In collaboration with Dr. Monita Wilson and Dr. Philip Majerus of the Department of Internal Medicine, we have shown that mice homozygous for a hypomorphic allele of Itpk1, a gene invovled in inositol metabolism, are predisposed to NTDs (including both anencephaly and spina bifida). We hypothesize that the subset of human NTDs that are folic acid resistant, but that respond to inositol treatment, can be mimicked by the Itpk1 mutant mouse model. These studies should shed light on the role of inositol in normal and abnormal embryonic development and on gene-nutrient interactions that underlie NTDs in humans.
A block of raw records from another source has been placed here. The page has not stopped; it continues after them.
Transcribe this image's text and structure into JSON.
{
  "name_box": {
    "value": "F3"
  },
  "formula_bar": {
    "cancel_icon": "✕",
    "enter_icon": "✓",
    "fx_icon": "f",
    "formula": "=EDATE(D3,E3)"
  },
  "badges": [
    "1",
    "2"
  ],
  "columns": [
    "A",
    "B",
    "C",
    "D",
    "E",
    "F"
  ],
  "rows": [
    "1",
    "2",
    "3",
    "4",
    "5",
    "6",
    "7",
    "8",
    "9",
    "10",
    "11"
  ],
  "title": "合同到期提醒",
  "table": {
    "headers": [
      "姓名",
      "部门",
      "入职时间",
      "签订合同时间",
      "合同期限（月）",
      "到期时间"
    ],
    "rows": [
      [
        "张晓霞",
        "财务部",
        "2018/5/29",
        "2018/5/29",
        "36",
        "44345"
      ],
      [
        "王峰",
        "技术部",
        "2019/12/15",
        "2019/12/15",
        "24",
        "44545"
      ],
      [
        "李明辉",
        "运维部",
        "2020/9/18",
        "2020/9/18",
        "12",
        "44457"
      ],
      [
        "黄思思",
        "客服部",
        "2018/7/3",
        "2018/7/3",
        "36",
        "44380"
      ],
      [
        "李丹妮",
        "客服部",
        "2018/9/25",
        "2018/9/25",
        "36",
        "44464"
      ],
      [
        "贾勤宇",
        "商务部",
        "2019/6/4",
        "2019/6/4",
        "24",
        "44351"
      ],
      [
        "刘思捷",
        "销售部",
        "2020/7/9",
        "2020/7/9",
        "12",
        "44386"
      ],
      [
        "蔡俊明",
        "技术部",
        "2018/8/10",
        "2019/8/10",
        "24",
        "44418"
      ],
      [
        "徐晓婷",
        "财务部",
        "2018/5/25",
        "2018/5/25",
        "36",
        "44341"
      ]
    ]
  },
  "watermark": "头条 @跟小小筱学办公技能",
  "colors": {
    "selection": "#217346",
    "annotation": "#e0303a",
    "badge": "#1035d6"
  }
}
The accompanying figure shows a normal embryo (A) and Itpk1 mutant embryos (B-F). Note the presence of anencephaly (B), spina bifida (C-E), and axial skeletal malformations (kyphoscoliosis and abnormal ribs) (F) in the Itpk1 hypomorphic embryos. Abbreviations: drg, dorsal root ganglia; hl, hindlimb; mc, myelocele; ntc, notochord.
Molecular Genetics of Congenital Diaphragmatic Hernia
Congenital diaphragmatic hernia (CDH) is an often fatal birth defect that is commonly associated with pulmonary hypoplasia and cardiac malformations. Some investigators hypothesize that this constellation of defects results from genetic or environmental triggers that disrupt mesenchymal cell function in not only the primordial diaphragm but also the thoracic organs. The alternative hypothesis is that the displacement of the abdominal viscera in the chest secondarily perturbs the development of the heart and lungs. Loss-of-function mutations in the gene encoding FOG2, a transcriptional co-regulator, have been linked to CDH and pulmonary hypoplasia in humans and mice.
In collaboration with Dr. Patrick Jay, we found that mutagenesis of the gene for GATA4, a transcription factor known to functionally interact with FOG2, predisposes inbred mice to a similar set of birth defects. A significant fraction of C57Bl/6 mice heterozygous for a Gata4 deletion mutation died within one day of birth. Developmental defects in the heterozygotes included midline diaphragmatic hernias, dilated distal airways (see accompanying figure), and cardiac malformations. We propose that GATA4, like its co-regulator FOG2, is required for proper mesenchymal cell function in the developing diaphragm, lungs, and heart.